Wednesday, August 14, 2019

Alaska’s Salmon Harvest Passes 124 Million

Deliveries of wild salmon to Alaska processors now tops 124 million fish. This represents nearly 20 million pink salmon more than the past week.

The latest preliminary salmon harvest report from the Alaska Department of Fish and Game puts the catch at 58,194,000 humpies, 53,907,000 sockeyes, 11,266,000 chum, 1,110,000 silver and 217,000 Chinook salmon. Productive fishing for red salmon is continuing at Kodiak, Cook Inlet, and the Alaska Peninsula and Aleutian Islands.

Fisheries economist Garrett Evridge, of the McDowell Group, notes that at this point in the season sockeyes and pink salmon each account for about 45 percent of the total. The statewide sockeye harvest is on track to be the fourth largest on record, while other species are lagging.

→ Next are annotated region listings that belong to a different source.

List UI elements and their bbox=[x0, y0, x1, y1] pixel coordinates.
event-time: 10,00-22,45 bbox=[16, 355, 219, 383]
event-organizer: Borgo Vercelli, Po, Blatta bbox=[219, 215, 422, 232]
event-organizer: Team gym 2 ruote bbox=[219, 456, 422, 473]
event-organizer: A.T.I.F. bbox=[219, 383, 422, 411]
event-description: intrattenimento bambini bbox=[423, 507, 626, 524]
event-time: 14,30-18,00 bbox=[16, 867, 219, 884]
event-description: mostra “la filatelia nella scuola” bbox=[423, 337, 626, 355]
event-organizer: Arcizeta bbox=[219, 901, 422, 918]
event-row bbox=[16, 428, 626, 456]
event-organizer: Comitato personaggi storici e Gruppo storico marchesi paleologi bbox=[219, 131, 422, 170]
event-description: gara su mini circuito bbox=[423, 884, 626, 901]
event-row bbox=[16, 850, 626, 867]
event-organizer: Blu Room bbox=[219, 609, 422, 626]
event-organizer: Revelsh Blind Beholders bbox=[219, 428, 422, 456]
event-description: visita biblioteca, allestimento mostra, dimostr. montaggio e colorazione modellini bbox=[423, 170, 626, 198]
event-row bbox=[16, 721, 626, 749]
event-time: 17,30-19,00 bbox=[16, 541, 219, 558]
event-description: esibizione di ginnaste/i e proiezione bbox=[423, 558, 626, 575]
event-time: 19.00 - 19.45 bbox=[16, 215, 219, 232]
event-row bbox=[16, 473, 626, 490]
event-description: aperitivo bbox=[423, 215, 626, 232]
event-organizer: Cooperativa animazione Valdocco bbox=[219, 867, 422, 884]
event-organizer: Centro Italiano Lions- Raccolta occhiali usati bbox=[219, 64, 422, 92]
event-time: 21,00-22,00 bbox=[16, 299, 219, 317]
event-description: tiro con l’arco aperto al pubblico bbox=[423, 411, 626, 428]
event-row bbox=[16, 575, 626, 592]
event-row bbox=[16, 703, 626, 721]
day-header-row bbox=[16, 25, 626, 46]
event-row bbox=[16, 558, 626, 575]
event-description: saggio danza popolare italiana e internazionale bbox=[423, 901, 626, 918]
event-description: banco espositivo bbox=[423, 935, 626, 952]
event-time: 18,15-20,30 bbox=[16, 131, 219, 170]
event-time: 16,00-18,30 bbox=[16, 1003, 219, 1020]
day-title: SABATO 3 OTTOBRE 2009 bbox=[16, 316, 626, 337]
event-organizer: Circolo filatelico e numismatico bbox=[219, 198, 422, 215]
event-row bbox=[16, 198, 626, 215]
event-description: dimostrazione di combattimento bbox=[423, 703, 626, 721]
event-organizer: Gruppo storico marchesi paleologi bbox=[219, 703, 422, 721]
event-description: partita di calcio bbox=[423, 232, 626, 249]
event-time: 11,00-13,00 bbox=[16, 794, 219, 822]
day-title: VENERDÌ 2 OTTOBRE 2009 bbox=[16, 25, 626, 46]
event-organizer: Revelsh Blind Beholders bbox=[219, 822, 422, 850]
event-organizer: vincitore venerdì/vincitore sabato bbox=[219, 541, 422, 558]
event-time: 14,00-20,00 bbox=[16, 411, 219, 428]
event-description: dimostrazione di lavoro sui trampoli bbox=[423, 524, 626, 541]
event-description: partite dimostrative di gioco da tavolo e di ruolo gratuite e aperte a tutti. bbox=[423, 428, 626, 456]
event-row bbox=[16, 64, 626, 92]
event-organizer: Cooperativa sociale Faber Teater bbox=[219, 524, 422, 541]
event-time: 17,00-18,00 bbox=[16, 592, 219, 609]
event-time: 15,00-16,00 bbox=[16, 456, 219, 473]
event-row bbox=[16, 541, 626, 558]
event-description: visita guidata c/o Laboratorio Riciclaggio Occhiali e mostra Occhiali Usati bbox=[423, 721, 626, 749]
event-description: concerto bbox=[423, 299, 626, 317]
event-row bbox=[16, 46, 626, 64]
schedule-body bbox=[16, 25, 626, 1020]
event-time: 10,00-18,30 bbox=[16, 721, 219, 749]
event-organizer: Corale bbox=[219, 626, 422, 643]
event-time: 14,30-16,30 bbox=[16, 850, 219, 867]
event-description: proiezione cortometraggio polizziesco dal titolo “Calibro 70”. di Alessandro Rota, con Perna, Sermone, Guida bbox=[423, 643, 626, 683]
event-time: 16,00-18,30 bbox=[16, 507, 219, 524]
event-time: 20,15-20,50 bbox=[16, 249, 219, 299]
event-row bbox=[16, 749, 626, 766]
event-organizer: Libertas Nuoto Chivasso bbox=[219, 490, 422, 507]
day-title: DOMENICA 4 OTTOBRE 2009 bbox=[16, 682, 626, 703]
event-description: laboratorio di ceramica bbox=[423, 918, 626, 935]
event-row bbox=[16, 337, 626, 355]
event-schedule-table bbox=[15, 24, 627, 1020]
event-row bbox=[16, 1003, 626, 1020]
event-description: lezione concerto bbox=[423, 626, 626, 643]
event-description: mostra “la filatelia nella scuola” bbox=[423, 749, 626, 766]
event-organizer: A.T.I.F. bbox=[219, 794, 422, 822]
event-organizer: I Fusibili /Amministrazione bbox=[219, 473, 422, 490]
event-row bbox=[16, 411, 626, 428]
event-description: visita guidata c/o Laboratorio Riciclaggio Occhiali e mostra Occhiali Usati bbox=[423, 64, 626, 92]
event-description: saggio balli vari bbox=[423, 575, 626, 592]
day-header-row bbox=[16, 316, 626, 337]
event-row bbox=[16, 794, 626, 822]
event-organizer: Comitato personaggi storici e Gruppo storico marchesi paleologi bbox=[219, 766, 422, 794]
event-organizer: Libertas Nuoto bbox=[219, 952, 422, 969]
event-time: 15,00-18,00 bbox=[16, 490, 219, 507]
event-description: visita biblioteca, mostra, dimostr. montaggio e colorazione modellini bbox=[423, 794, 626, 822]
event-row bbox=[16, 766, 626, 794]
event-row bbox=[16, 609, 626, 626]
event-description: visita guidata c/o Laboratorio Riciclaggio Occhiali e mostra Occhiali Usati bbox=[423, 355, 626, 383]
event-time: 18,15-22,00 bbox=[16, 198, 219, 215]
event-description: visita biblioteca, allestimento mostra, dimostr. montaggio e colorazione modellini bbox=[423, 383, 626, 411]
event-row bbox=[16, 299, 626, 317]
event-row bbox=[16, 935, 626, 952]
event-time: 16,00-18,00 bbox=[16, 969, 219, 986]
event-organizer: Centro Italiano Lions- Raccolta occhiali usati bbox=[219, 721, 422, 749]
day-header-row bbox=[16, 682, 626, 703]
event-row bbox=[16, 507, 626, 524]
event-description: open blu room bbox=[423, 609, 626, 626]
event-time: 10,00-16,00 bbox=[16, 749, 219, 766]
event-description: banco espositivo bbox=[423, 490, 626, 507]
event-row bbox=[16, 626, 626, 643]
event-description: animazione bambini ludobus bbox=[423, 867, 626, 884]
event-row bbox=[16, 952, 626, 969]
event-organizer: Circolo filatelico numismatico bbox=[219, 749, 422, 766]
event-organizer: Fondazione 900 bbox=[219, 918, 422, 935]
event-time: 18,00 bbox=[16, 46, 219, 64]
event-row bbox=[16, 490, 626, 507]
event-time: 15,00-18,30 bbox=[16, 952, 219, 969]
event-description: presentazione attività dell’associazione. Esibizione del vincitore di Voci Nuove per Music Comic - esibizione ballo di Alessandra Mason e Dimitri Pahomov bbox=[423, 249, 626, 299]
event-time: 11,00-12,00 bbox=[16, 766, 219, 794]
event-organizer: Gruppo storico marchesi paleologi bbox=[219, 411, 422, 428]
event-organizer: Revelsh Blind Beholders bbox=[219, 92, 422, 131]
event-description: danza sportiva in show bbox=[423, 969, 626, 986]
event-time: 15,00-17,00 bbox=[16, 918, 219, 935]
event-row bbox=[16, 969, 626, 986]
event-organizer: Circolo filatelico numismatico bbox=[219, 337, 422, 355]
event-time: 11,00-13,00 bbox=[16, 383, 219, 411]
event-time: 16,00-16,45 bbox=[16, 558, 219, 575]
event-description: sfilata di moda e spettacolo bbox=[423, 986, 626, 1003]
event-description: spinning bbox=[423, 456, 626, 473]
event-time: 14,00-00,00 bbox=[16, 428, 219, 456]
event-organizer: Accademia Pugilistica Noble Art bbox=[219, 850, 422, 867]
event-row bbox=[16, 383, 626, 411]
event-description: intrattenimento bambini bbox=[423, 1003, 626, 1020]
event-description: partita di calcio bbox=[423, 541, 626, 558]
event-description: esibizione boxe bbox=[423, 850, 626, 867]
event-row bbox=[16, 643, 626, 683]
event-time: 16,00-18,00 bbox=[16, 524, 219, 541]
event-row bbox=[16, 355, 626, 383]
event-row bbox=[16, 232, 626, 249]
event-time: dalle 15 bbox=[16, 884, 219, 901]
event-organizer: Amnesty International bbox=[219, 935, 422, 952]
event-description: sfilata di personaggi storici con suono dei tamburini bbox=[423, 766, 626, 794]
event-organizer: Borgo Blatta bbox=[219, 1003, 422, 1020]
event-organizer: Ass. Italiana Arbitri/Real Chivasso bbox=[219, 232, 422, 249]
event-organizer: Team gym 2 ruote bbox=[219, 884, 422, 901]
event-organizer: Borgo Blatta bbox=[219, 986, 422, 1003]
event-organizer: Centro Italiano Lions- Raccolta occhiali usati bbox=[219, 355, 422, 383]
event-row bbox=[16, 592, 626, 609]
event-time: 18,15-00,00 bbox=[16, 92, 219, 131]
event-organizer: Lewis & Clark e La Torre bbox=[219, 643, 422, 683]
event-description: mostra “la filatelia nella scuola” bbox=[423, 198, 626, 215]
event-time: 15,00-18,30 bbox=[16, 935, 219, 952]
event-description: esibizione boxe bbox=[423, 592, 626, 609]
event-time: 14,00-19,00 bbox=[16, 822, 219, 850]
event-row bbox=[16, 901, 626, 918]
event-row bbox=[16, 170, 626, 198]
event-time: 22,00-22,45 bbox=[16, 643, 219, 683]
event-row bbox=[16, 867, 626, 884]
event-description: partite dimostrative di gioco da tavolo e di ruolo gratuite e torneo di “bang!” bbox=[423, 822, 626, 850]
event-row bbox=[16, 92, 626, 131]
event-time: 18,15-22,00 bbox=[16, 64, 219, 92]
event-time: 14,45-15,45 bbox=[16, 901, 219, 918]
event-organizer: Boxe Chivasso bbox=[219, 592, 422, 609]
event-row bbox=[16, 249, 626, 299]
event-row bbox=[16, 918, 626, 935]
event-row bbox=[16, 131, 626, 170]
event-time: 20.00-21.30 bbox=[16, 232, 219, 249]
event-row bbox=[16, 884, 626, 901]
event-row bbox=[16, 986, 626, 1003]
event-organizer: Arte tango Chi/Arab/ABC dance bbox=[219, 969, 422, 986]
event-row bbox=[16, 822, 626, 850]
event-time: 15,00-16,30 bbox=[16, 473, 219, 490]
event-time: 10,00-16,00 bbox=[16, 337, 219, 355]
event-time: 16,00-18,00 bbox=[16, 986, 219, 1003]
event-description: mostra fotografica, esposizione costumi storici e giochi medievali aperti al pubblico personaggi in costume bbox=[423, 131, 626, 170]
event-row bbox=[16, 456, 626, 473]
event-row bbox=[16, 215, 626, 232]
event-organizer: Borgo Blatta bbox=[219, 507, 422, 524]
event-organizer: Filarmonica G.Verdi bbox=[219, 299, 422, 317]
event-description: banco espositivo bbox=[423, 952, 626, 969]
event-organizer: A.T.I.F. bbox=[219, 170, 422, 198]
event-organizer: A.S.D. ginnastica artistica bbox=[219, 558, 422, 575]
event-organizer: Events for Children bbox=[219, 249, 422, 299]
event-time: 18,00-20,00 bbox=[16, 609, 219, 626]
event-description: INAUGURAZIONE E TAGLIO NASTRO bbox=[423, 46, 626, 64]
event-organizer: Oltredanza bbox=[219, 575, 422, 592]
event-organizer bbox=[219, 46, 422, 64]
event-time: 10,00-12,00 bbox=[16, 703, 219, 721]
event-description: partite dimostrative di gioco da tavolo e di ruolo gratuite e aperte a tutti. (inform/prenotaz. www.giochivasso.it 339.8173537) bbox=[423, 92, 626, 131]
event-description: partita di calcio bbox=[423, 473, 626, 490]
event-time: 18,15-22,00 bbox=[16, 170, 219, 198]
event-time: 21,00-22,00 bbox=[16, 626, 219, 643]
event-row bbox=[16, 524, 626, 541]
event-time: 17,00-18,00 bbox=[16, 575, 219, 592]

The year-to-date pink salmon harvest is about one third lower than year-to-date 2017. Roughly 112 million humpies had been harvested at this point in the 2015 season, and the 2013 year-to-date harvest accounted for 148 million humpies. Most areas are well behind the 2017 harvest pace with Kodiak being the exception.

At Cordova they’re hoping for rain – lots of it – in dry creek beds, so the humpies can start moving up into their natal streams at a faster pace. Right now, a lot of the pinks are holding at the mouth of these streams waiting. “What we really need is once it starts raining for it to not stop,” said Charlie Russell, seiner area management biologist for ADF&G at Cordova.

“It’s stressful for the salmon, whose biological clocks have them set to spawn at this time of the year, but they are pretty resilient, and hopefully enough of them will hold on until it rains,” he said.

Enough humpies have gotten upstream to allow the commercial pink salmon fishery to resume earlier this week and now there is hope for a consistent fishery moving forward, he explained.

The keta salmon harvest continues to lag behind the 2018 numbers by approximately 20 percent with weaknesses in most areas overcoming the strong volume posted in Prince William Sound.

Coho production is about a third lower than 2018 and roughly half of the five-year average. The Chinook harvest is nine percent lower than the year-to-date 2018 volume.